Although Midsummer Day occurs near the summer solstice, or what we think of as the beginning of summer, to the farmer it is the midpoint of the growing season, halfway between planting and harvesting, and an occasion for celebration.Although it’s also the feast day of St. John the Baptist, it features pagan traditions such as bonfires, fire walking, and a carnival atmosphere, all of which took place on Midsummer Eve. Certainly, it’s a night of magic and soothsaying as well, for as Washington Irving said, this is a time ‘when it is well known all kinds of ghosts, goblins, and fairies become visible and walk abroad.’
After Midsummer Day, the days shorten. In Lithuanian tradition, the dew on Midsummer Day was said to make young girls beautiful and old people look younger. It was also thought that walking barefoot in the dew would keep one’s skin from getting chapped. It was customary to honour all men named John on this day by fixing wreaths of oak leaves around their doors. This is usually done in secret, and John must guess who did it or catch the person in the act, in which case he must give the person a treat.

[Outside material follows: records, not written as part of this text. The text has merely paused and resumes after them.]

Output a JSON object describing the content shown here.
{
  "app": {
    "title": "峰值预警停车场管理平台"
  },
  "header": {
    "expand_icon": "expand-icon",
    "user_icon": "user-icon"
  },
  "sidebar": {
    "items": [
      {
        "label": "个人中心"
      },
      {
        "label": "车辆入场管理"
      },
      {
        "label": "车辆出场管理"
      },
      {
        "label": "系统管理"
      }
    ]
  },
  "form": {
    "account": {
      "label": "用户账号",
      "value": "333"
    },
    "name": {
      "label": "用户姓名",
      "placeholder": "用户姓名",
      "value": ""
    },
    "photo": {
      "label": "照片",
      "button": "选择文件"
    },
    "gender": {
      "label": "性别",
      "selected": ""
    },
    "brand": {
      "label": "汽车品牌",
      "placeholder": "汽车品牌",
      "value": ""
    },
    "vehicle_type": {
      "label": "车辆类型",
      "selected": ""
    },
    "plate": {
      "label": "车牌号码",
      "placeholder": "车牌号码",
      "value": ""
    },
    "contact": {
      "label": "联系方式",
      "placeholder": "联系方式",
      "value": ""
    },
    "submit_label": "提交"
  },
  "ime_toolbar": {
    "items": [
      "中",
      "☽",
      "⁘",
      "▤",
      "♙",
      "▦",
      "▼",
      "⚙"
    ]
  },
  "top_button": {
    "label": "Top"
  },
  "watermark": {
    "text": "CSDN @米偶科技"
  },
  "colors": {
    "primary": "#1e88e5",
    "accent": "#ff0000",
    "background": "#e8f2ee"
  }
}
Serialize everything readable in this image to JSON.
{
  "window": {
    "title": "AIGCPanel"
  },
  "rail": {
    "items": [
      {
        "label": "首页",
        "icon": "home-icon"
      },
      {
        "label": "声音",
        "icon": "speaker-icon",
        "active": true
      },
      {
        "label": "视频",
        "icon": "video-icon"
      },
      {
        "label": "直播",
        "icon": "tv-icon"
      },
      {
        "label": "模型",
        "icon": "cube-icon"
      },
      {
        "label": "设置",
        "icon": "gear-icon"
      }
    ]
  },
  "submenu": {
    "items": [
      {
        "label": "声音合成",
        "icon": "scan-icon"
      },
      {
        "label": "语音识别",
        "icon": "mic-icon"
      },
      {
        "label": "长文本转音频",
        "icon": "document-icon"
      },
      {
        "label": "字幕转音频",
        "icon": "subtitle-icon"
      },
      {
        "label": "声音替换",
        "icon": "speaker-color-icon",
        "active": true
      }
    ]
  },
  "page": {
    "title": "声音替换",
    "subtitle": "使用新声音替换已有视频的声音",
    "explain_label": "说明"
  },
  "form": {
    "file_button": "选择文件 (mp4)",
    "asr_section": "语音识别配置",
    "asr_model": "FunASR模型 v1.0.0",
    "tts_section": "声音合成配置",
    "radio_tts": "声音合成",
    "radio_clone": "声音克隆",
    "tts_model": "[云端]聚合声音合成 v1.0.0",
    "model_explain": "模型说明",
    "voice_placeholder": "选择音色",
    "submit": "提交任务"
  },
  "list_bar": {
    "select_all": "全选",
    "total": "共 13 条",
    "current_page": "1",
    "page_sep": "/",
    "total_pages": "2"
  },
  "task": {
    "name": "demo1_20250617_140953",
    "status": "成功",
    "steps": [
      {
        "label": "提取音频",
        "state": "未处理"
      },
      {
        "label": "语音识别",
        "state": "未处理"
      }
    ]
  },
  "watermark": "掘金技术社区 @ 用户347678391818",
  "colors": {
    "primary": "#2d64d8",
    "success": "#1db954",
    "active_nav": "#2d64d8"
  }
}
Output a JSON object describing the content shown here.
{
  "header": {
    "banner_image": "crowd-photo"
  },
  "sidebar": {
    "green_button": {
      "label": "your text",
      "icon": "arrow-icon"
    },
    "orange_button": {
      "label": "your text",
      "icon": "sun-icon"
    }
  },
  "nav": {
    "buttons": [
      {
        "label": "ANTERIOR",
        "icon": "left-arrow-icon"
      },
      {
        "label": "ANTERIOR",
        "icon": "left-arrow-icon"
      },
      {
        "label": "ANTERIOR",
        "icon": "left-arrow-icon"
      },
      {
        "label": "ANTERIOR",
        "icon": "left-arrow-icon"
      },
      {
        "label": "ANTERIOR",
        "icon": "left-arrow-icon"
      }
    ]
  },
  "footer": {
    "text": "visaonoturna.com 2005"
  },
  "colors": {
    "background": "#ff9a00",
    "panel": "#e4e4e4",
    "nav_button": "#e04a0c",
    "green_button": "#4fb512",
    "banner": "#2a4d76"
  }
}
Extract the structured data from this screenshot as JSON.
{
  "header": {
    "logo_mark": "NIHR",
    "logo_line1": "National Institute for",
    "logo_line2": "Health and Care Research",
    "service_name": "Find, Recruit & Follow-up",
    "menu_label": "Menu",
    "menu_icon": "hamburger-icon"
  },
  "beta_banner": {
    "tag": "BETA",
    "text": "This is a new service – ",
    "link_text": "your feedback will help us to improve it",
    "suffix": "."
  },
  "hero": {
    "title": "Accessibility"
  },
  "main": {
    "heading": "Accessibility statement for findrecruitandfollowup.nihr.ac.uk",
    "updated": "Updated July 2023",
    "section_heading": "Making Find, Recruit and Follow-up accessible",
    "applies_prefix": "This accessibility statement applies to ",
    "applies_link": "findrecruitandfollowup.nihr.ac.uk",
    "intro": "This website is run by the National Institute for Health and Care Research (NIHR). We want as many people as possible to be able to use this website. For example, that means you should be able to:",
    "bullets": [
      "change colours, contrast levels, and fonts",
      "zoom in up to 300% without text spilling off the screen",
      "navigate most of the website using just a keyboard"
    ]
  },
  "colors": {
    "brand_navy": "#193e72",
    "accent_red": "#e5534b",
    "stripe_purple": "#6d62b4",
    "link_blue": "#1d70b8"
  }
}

Though most traditions and celebrations linked with Midsummer’s Day are now only observed in small pockets around the UK like Cornwall and Devon, there are still a few fun things you can do with your family if your wish to celebrate this special day in English folklore.
A visit to Stonehenge is the one thing above all others which springs to mind when ‘summer solstice’ is mentioned in Britain. Stonehenge instantly captures the imagination. It still holds great mysteries – although much research has been done, no-one knows for certain why it was built, who built it or even how they built it. It seems as old as time itself and over the centuries, ideas have come and gone – in the 12th century it was believed to mark the grave of King Arthur; by the 17th century, the Druids had been given credit for its construction, and nowadays there are people who believe it was constructed, for whatever purpose, by visitors from outer space. On a more plausible level in the “outside influence” theories, the Romans, the Phoenicians and even the ancient Egyptians have also been implicated.
A slightly more modern and family friendly approach to celebrating Midsummer might be a visit to the Walken Hall Midsummer Festival. Held every year in Stevenage, this free one-day festival with live traditional music and two hours of young bands, features a whole host of outdoor activities including a climbing wall, art, archery, snooker, trampolining and even a spot beat-box and hip hop dance workshops.